Washington University Journal of Law & Policy


The Rehnquist Court was the first to apply the so-called “endorsement test” to evaluate the constitutionality of government-sponsored religious symbols and displays. The test asks whether a “reasonable observer” would feel that the government has sent “a message to non-adherents that they are outsiders, not full members of the political community, and an accompanying message to adherents that they are insiders, favored members of the political community.” Although the Supreme Court itself has applied the endorsement test in only a handful of cases, the test has played an extremely important role in how courts throughout the country have evaluated government action. Lower federal courts and state courts have applied the test in hundreds of cases to evaluate the constitutionality of many types of religious symbols and displays, from a Latin cross erected on a city water tower, to the “In God We Trust” inscribed on U.S. currency, to Mississippi’s state flag, to Ohio’s state motto.

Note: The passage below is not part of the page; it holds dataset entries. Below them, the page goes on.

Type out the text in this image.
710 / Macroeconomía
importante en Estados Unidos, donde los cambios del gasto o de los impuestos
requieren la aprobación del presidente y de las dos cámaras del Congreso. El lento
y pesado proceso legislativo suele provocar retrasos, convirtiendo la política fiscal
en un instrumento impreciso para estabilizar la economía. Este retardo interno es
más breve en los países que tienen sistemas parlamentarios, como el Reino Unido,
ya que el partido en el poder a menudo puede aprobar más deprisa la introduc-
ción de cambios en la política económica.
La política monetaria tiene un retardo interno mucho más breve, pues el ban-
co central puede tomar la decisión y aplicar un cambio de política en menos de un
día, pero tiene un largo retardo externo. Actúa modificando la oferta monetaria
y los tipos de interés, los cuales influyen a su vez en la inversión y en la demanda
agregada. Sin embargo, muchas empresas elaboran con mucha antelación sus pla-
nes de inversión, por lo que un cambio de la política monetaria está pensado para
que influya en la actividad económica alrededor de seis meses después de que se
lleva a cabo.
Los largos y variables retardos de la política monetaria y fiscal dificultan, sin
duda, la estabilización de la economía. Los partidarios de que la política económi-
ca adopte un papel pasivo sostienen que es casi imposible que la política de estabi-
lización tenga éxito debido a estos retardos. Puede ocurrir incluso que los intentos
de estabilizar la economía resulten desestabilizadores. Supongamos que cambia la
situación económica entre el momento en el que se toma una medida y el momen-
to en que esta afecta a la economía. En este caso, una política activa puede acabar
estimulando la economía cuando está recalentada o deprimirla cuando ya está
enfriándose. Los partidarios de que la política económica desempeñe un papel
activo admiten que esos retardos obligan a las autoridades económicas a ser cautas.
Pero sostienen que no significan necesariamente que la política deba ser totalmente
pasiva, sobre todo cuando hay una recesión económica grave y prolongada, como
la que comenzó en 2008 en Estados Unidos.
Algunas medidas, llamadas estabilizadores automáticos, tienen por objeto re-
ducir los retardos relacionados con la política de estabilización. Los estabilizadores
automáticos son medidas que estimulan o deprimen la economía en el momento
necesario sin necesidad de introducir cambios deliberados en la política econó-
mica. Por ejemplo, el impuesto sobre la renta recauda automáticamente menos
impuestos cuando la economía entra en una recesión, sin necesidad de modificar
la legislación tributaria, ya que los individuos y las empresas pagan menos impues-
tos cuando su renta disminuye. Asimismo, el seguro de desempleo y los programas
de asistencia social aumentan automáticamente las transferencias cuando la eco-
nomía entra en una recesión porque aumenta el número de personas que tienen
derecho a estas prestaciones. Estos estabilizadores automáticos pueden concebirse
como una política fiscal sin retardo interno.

As such, the endorsement test is one of the Rehnquist Court’s most important Religion Clause innovations. The thesis of this Essay is two-fold. First, it argues that the majority bias critique is the most persuasive criticism of the endorsement test, followed (at some distance) by the contention that application of the test compromises the dignity of the federal courts. What unites these two critiques is that they focus not on the content of the endorsement test itself, but rather on the identity of the decision-maker applying the test. The Essay also proposes a possible radical solution to these two critiques by suggesting that Congress could create an Article I court staffed by experts in a wide range of majority and minority religious traditions. This court would decide endorsement challenges to religious symbols or displays, subject only to discretionary (but full) Supreme Court review. As this Essay notes, creation of such a tribunal would raise a variety of difficult constitutional (and other) issues, but such a proposal would, nonetheless, be worthy of Congress’ serious consideration.